Later, as Martin and Russell suggested [113, 114, 119], it was realized that the black smoker type of hydrothermal vent might be too hot (ca. 350°C); instead, the first life form might have evolved inside the alkaline hydrothermal vent (ca. 100°C) in the deep sea (the Lost City vent system, first discovered in 2000, serves as an example of such a location [120, 121]). These alkaline hydrothermal vents comprise a great number of microscale caverns coated by thin membraneous metal sulfide walls. This theory is able to address the problem of the emergence of compartments, which was missing in Wächtershäuser’s original theory [113, 122].

While amphiphilic molecules can spontaneously self‐assemble into micelles or vesicles, achieving the division into two is still challenging and may necessitate a highly intricate mechanism. The alkaline hydrothermal vent theory instead postulates that the earliest cells were not free‐living but had membrane‐like physical boundaries, namely, those microscale caverns. Further evolution leads to self‐supporting lipid membranes and closed cells, thereby leaving the microcavern and becoming free‐living. This is supported by the fact that bacteria (plus eukaryotes) and archaea have entirely different types of membrane lipids, suggesting that they emerged independently.
The microcaverns help concentrate molecules that are newly synthesized, increasing the chance of forming oligomers or polymers.
The synthesis of lipids that make up the boundary of a cell to separate it from the external environment is not indispensable until almost all cellular functions are ready.

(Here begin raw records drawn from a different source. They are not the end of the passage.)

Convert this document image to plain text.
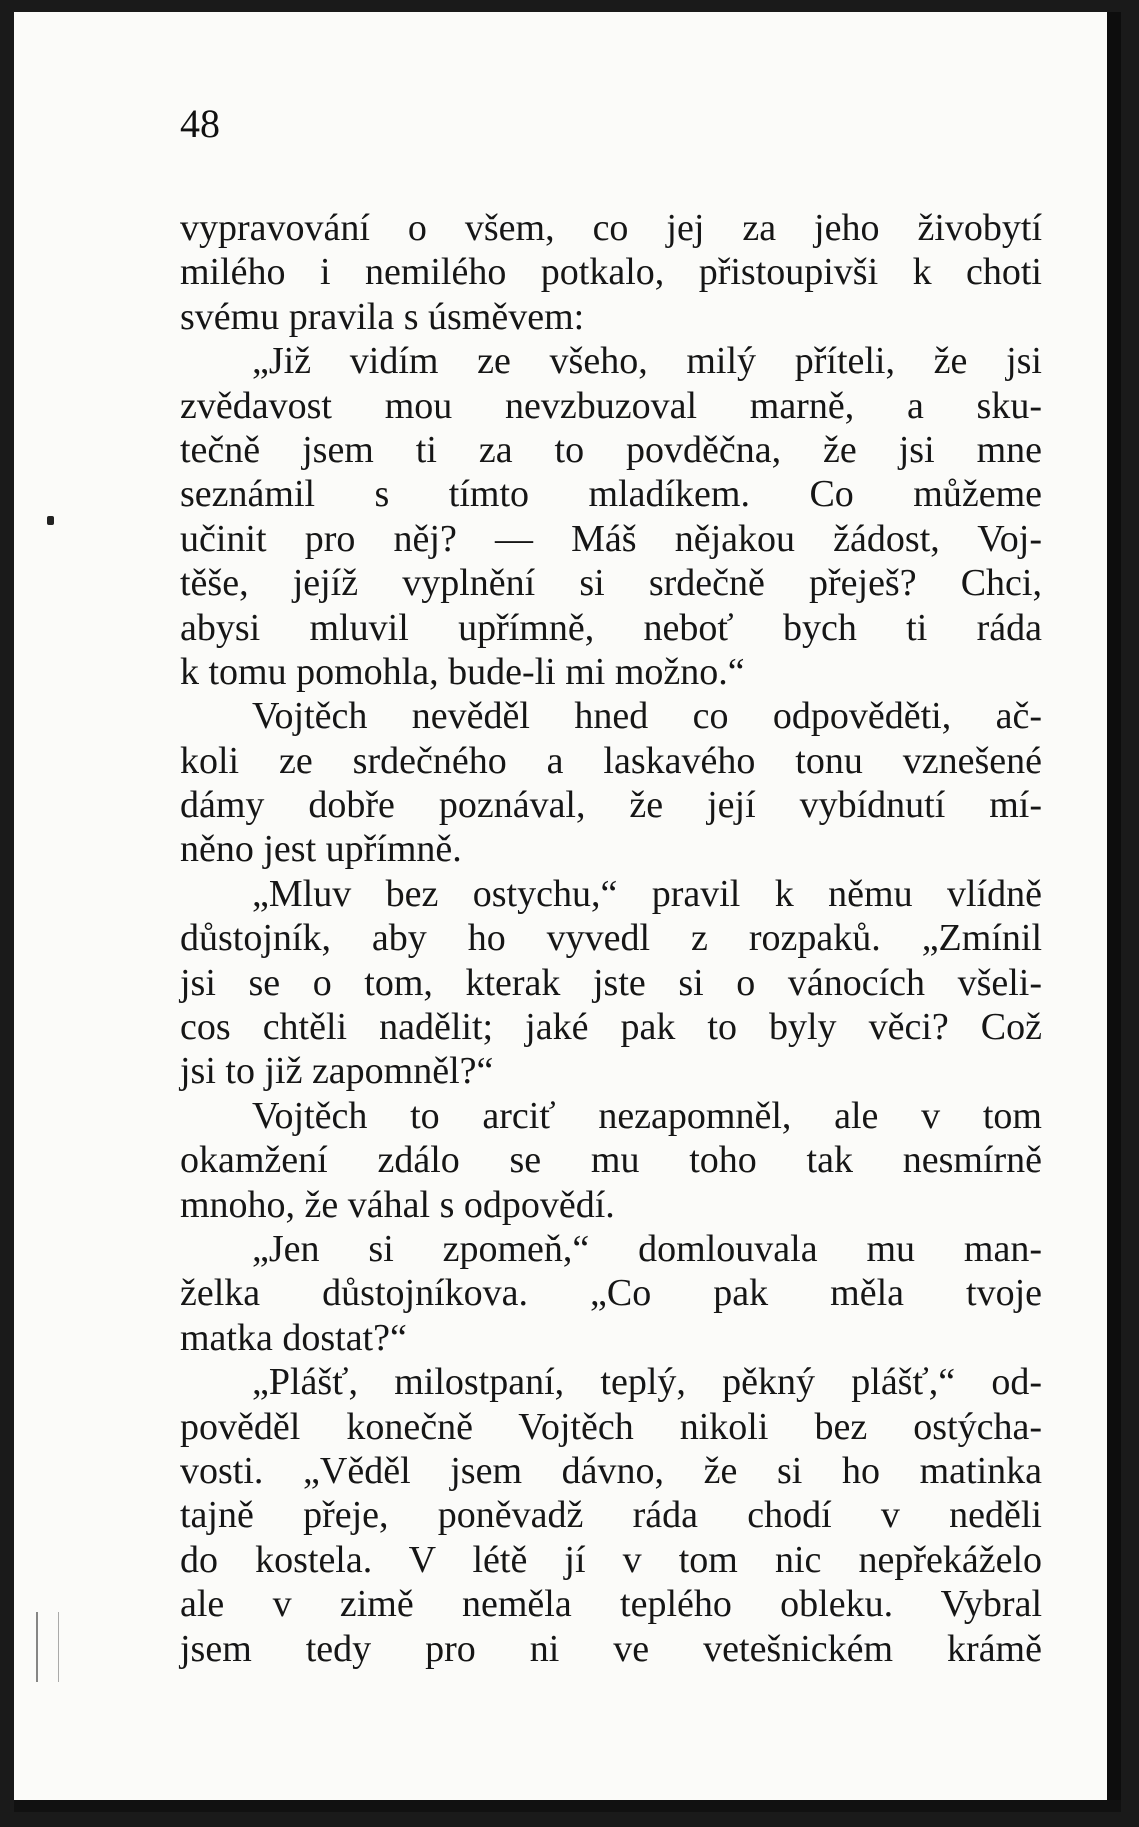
48

vypravování o všem, co jej za jeho živobytí
milého i nemilého potkalo, přistoupivši k choti
svému pravila s úsměvem:
„Již vidím ze všeho, milý příteli, že jsi
zvědavost mou nevzbuzoval marně, a sku-
tečně jsem ti za to povděčna, že jsi mne
seznámil s tímto mladíkem. Co můžeme
učinit pro něj? — Máš nějakou žádost, Voj-
těše, jejíž vyplnění si srdečně přeješ? Chci,
abysi mluvil upřímně, neboť bych ti ráda
k tomu pomohla, bude-li mi možno.“
Vojtěch nevěděl hned co odpověděti, ač-
koli ze srdečného a laskavého tonu vznešené
dámy dobře poznával, že její vybídnutí mí-
něno jest upřímně.
„Mluv bez ostychu,“ pravil k němu vlídně
důstojník, aby ho vyvedl z rozpaků. „Zmínil
jsi se o tom, kterak jste si o vánocích všeli-
cos chtěli nadělit; jaké pak to byly věci? Což
jsi to již zapomněl?“
Vojtěch to arciť nezapomněl, ale v tom
okamžení zdálo se mu toho tak nesmírně
mnoho, že váhal s odpovědí.
„Jen si zpomeň,“ domlouvala mu man-
želka důstojníkova. „Co pak měla tvoje
matka dostat?“
„Plášť, milostpaní, teplý, pěkný plášť,“ od-
pověděl konečně Vojtěch nikoli bez ostýcha-
vosti. „Věděl jsem dávno, že si ho matinka
tajně přeje, poněvadž ráda chodí v neděli
do kostela. V létě jí v tom nic nepřekáželo
ale v zimě neměla teplého obleku. Vybral
jsem tedy pro ni ve vetešnickém krámě
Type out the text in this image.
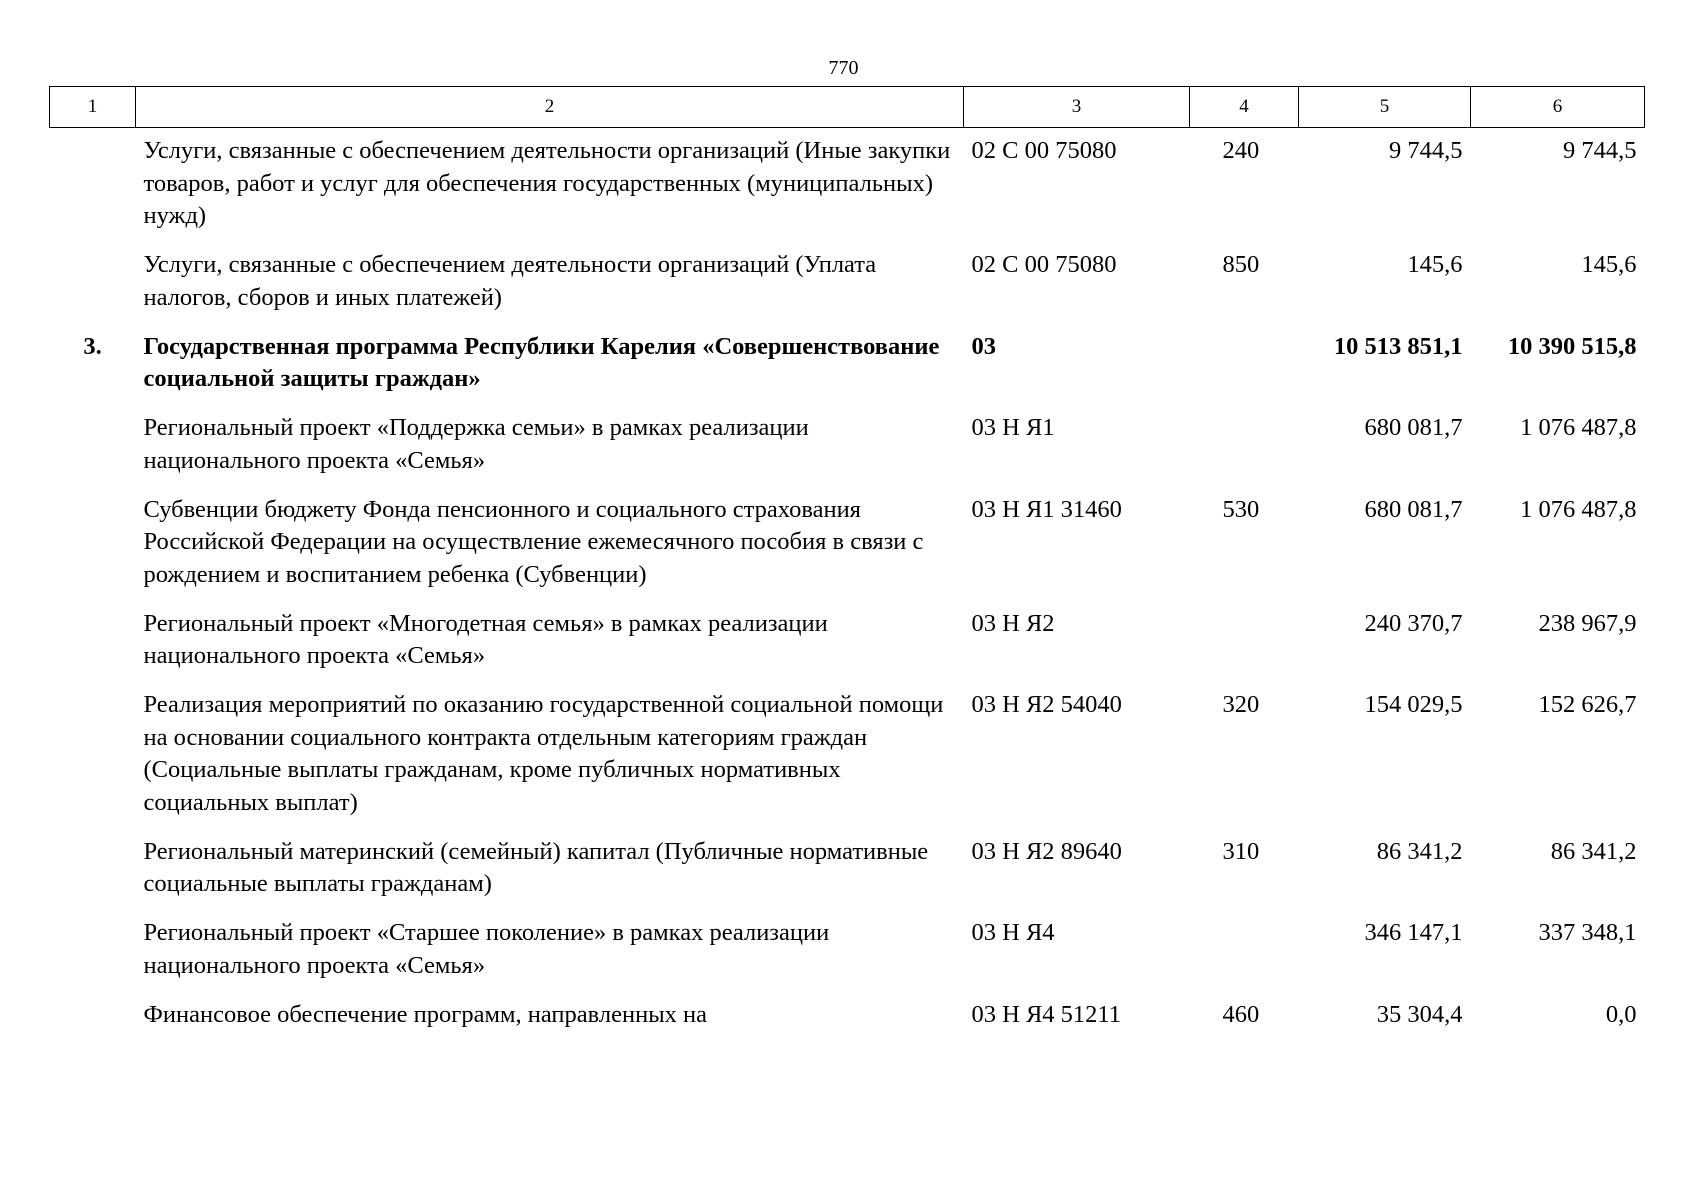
770
1	2	3	4	5	6
	Услуги, связанные с обеспечением деятельности организаций (Иные закупки товаров, работ и услуг для обеспечения государственных (муниципальных) нужд)	02 С 00 75080	240	9 744,5	9 744,5
	Услуги, связанные с обеспечением деятельности организаций (Уплата налогов, сборов и иных платежей)	02 С 00 75080	850	145,6	145,6
3.	Государственная программа Республики Карелия «Совершенствование социальной защиты граждан»	03		10 513 851,1	10 390 515,8
	Региональный проект «Поддержка семьи» в рамках реализации национального проекта «Семья»	03 Н Я1		680 081,7	1 076 487,8
	Субвенции бюджету Фонда пенсионного и социального страхования Российской Федерации на осуществление ежемесячного пособия в связи с рождением и воспитанием ребенка (Субвенции)	03 Н Я1 31460	530	680 081,7	1 076 487,8
	Региональный проект «Многодетная семья» в рамках реализации национального проекта «Семья»	03 Н Я2		240 370,7	238 967,9
	Реализация мероприятий по оказанию государственной социальной помощи на основании социального контракта отдельным категориям граждан (Социальные выплаты гражданам, кроме публичных нормативных социальных выплат)	03 Н Я2 54040	320	154 029,5	152 626,7
	Региональный материнский (семейный) капитал (Публичные нормативные социальные выплаты гражданам)	03 Н Я2 89640	310	86 341,2	86 341,2
	Региональный проект «Старшее поколение» в рамках реализации национального проекта «Семья»	03 Н Я4		346 147,1	337 348,1
	Финансовое обеспечение программ, направленных на	03 Н Я4 51211	460	35 304,4	0,0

In a sense, a compartment in the alkaline hydrothermal vent can be considered a “protocell”. In fact, if not constantly immersed in an aqueous environment (e.g., in alkaline hydrothermal vents), the formation of “protocells” might be even more accessible because it has been demonstrated that wet‐dry cycles and exposure to ultraviolet (UV) light can enhance the formation of membranes from lipids and lead to the synthesis of more varieties of biomolecules [123, 124, 125]. Another “clay hypothesis”—clay minerals are hydrous aluminum phyllosilicates (e.g., kaolinite and montmorillonite), made up of crystals—that was popularized in the 1980s while first developed in the mid‐1960s by Graham Cairns‐Smith [126], even postulates that the clay crystal itself, which is more like to be the boundary and obviously non‐living, is the individual that is naturally selected for in the first place, and later, after complex organic molecules that are catalyzed by the surface of the clay crystals perform a “genetic takeover” from their clay “vehicle”, those molecular systems become the individuals that are subject to selection [127, 128, 129].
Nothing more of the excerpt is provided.